Selon un sondage réalisée par Odoxa, 37% des Français reconnaissent une dépendance au smartphone, 8% s’estimant même « totalement dépendants ».



Drogue douce ou droge dure ? Alors que l’addiction aux écrans est un phénomène de société désormais perçu comme une menace pour la santé mental, GAE Conseil (cabinet spécialiste de la prévention des conduites addictives en milieux professionnels) dévoile ce matin les résultats d’un sondage exclusif ODOXA réalisé auprès de 2010 Français afin d’évaluer leurs principaux risques de cyberdépendance : smartphone et réseaux sociaux, séries, achats en ligne, jeux-vidéos, pornographie et jeux de hasard & d’argent.

Les résultats révèlent une situation inquiétante au regard des usages et mésusages que font les Français de leurs écrans.

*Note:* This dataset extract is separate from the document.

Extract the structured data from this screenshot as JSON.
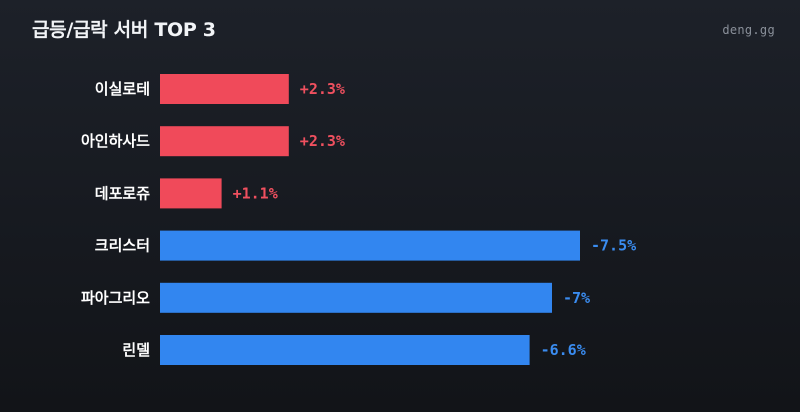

Ainsi 28% des Français, soit 14,5 millions d’adultes, présentent une pratique à risque de cyberdépendance, 40% déclarent que leurs activités en ligne ont des effets négatifs sur leur vie personnelle et 24% sur leur vie professionnelle.
« Au-delà de l’effet levier lié au développement des technologies, et de l’impact générationnel, les chiffres de l’étude montrent une situation alarmante du point de vue des addictions aux écrans et dont semble-t-il les français n’ont que très peu conscience » analyse Alexis Peschard, addictologue et président fondateur du Cabinet GAE Conseil.

Si l’étude couvre aussi bien le « Binge Watching » de séries TV, le Shopping en ligne ou encore les jeux vidéo, Odoxa pointe la grande dépendance des Français à l’écran de leur smartphone. 37% des Français reconnaissent ainsi une « dépendance » au smartphone, 8% (4,2 millions de personnes !) s’estimant même « totalement dépendants ». 
« Les jeunes (58% des moins de 35 ans) mais aussi les 35-49 ans (47%) sont les plus concernés. Les actifs en emploi (44%) et en particulier les cadres (44%) sont aussi plus nombreux à ne pas parvenir à couper leur smartphone et les réseaux « souvent » ou « de temps en temps » expliquent les auteurs de l’étude.

Une dépendance qui aurait des répercussions négatives sur leur vie professionnelle (concentration, fatigue, motivation) mais également sur leur vie personnelle (sommeil, budget, activités, …).

Si certains parlementaires n’hésitent plus à comparer l’addiction au smartphone et à ses applications à l’addictions aux cigarettes, des pays comme la Chine - fragilisé par l’addiction à l’opium de sa population au XIXe siècle - n’éhsite pas à limiter drastiquement l’usage de cet écran, notamment des mineurs.